Each case with POE was matched with 5 unexposed controls using cardinality matching. Unexposed (Unexp) matched samples were chosen for: entire POE group, POE group with Mat ADHD, POE group without Mat ADHD and for subgroups defined by Mat depression (Figure 1). We report risk differences and hazard ratios (HR) fit with stratified Cox proportional hazards models. Significance was assessed using permutation tests.

Results: 2,475 POE and 536,536 Unexp subjects were identified. In the full cohort 3.1% of subjects had Mat ADHD, 24% had Mat depression, and 1.1% had ADHD. ADHD rates were elevated among subjects with Mat ADHD (4.3% with vs. 1% without, p < 0.001) or with Mat depression (2.2% with vs. 0.7% without, p < 0.001). Matching balanced all baseline variable means within 0.002 standard deviations across all matches (Table 1). The ADHD risk difference in the overall matched POE vs. unexposed comparison was 2.5% vs. 2.2% (p=0.23) with HR=1.3 (p=0.19). In the matches for subjects with and without Mat ADHD, we observed risk difference 4.1% vs 5.8% (p=0.18) and HR=0.72 (p=0.36), and risk difference 2.3% vs 1.9% (p = 0.17) and HR= 1.84 (p=0.004), respectively. In contrast, for groups with and without Mat depression, we observed risk difference 3.1% vs 3.2% (p=0.75) and HR=1.17 (p=0.41), and risk difference 1.5% vs 1.2% (p=0.4) and HR=1.47 (p=0.36), respectively (Table 2).

Conclusion(s): While there was no significant effect of POE on ADHD overall or for those with Mat ADHD, a significant POE effect was found in infants without Mat ADHD. No such effect appears for maternal depression.  Thus, Mat ADHD may have a specific effect on the risks of ADHD from POE.

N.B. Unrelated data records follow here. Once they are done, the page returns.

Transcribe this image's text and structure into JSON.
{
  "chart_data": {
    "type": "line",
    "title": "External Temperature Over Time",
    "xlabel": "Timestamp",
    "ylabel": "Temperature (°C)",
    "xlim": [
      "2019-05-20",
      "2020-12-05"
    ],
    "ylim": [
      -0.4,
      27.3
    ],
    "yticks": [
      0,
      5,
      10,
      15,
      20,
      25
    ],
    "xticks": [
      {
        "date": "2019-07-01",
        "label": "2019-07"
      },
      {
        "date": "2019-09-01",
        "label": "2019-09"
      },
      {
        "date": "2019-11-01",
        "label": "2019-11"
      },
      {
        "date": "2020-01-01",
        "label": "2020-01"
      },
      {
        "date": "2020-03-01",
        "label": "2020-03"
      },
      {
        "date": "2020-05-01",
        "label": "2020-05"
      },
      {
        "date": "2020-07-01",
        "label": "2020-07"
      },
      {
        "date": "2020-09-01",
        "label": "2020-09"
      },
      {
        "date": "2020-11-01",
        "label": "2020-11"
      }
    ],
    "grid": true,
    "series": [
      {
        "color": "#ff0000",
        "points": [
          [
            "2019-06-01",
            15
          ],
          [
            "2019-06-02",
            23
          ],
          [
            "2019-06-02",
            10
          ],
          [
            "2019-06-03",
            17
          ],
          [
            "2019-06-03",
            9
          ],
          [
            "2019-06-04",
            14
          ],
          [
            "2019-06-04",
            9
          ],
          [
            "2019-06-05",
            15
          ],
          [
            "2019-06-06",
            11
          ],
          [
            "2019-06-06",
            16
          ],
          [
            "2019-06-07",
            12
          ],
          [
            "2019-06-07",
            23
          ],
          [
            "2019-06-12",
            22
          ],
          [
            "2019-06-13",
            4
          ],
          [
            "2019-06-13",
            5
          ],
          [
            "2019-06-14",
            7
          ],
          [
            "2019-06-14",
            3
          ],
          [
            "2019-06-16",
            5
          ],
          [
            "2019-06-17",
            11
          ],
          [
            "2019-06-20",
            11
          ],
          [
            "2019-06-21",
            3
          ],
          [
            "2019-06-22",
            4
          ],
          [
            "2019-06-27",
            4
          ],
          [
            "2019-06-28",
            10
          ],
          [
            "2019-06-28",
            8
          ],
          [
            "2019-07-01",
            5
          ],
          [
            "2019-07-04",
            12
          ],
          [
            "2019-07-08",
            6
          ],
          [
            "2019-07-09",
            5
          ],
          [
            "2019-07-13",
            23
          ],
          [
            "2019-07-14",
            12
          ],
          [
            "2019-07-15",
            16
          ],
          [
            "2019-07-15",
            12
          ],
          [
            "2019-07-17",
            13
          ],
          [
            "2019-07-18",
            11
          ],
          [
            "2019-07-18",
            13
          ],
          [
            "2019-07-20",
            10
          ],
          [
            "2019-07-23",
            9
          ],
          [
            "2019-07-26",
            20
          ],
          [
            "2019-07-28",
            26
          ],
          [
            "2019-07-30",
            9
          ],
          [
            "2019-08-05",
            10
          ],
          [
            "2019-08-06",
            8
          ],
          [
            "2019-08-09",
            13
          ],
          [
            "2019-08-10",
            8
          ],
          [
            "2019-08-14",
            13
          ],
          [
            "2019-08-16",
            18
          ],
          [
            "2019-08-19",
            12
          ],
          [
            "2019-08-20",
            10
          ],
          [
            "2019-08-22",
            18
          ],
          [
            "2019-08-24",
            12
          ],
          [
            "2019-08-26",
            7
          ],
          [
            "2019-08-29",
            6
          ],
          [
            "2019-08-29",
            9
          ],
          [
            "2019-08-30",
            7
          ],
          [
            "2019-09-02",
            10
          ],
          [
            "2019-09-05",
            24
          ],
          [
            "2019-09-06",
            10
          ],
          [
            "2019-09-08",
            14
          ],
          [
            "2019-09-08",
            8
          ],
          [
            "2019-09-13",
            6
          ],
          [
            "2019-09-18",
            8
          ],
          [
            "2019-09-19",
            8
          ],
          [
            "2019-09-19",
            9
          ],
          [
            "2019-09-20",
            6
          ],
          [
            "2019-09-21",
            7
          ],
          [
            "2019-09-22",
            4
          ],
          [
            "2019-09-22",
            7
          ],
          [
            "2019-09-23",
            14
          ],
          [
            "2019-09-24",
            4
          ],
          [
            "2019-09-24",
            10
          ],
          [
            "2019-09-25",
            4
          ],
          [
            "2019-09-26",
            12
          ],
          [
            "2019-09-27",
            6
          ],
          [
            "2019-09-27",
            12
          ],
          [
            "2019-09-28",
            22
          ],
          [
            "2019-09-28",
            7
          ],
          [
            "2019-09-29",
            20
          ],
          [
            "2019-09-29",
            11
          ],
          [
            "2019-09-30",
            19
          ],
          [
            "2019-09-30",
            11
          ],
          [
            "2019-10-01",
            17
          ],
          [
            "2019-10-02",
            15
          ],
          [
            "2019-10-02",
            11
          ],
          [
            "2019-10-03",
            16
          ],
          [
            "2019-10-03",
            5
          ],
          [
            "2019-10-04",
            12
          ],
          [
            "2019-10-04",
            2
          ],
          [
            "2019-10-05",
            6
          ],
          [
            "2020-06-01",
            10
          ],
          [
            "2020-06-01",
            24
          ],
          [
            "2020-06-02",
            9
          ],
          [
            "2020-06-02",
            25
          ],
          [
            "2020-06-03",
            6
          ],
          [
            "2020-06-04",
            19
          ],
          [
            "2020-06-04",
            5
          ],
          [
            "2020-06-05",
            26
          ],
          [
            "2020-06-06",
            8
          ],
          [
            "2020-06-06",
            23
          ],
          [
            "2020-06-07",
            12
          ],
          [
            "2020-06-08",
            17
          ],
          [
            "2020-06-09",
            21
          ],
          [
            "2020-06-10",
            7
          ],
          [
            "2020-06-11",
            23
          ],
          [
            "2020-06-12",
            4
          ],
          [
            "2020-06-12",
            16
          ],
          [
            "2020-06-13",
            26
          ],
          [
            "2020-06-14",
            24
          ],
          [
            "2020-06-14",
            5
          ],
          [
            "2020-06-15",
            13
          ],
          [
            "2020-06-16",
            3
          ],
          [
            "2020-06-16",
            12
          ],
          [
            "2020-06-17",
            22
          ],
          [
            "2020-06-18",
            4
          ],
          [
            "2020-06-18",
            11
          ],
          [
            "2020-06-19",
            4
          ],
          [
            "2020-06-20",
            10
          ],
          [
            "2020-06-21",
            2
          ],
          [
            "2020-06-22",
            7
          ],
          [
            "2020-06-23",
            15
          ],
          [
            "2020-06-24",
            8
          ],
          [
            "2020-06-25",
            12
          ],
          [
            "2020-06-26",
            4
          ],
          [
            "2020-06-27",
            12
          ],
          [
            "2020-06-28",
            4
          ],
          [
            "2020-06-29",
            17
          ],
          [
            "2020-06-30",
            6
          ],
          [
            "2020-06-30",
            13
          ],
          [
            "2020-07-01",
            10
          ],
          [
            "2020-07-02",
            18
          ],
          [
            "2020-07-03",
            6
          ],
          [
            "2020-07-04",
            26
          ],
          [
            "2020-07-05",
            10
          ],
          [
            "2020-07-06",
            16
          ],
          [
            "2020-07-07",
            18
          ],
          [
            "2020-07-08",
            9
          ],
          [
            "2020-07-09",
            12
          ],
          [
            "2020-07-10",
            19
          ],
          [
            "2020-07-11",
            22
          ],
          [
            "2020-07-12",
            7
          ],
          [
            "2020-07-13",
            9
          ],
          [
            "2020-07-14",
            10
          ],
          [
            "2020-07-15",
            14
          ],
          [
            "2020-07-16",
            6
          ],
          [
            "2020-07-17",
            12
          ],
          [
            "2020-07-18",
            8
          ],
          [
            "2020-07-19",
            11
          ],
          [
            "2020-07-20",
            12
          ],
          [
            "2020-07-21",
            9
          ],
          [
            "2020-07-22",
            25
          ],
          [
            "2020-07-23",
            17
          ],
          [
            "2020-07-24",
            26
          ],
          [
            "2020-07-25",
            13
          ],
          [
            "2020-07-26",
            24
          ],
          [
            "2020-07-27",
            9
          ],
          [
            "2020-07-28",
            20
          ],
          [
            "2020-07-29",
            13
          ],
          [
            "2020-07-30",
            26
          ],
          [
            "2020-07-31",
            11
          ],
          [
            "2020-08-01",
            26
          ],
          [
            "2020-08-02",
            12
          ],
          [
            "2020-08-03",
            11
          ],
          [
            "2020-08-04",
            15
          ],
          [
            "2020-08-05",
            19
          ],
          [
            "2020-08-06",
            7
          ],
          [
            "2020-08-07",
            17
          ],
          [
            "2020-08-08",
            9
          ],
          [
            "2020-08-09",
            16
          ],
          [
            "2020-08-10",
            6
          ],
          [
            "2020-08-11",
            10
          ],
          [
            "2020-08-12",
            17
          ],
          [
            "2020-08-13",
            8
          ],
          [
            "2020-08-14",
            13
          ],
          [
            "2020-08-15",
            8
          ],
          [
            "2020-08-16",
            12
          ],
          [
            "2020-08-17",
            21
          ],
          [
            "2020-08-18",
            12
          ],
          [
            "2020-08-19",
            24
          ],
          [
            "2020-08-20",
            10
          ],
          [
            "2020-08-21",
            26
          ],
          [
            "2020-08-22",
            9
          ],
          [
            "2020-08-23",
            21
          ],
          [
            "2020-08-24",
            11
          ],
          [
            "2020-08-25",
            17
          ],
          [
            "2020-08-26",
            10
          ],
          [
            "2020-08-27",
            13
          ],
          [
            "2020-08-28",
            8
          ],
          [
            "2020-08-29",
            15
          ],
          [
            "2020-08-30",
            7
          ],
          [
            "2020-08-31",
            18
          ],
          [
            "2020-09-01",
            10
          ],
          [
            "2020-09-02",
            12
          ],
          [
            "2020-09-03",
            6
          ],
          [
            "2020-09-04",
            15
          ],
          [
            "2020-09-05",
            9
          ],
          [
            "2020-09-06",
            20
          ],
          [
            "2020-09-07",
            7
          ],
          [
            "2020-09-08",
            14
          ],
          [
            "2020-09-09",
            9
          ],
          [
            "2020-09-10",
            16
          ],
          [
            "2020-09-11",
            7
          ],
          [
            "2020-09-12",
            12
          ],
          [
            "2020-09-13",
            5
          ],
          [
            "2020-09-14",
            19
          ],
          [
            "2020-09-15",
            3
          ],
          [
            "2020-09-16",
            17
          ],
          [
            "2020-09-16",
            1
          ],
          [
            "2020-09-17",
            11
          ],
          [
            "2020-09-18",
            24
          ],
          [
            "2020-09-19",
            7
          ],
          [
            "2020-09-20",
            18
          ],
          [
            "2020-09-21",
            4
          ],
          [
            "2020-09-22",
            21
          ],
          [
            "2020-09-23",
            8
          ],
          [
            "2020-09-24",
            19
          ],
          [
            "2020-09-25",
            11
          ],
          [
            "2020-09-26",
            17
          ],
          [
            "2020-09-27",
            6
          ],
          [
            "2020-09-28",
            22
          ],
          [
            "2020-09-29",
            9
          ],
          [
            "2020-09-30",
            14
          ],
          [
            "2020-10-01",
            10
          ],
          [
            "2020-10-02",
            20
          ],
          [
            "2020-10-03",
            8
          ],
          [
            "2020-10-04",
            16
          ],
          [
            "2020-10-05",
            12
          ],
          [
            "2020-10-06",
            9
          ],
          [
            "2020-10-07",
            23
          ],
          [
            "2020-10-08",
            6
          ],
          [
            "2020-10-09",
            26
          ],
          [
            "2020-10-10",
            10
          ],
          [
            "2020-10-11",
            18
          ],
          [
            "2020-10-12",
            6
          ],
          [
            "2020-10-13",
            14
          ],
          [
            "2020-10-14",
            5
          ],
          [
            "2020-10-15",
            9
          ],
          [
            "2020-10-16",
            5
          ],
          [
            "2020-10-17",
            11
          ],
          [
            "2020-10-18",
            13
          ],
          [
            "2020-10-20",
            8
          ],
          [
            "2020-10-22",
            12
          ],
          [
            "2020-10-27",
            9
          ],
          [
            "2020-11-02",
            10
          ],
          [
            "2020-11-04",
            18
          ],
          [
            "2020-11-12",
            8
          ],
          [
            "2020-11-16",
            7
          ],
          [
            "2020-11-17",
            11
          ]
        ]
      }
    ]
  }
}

Figure 1: Overview of matched comparisons conducted.
In the first column, the overall matched comparison between POE and unexposed subjects is shown. In the second, matched comparisons within maternal ADHD subgroups are shown, and in the third, matched comparisons within maternal depression subgroups are shown.

Table 1: Balance on selected variables before and after matching, stratified by maternal ADHD diagnosis.
Columns labeled “SMD” give standardized mean differences after matching. All p-values for a test of no difference between samples after matching are above 0.12 and all but two are above 0.90.

Table 2: POE vs unexposed control outcome comparison.
The first column denotes the subgroup and the subsequent columns provide the number of events, the raw ADHD diagnosis rates, and the hazard ratio from the Cox proportional hazards model.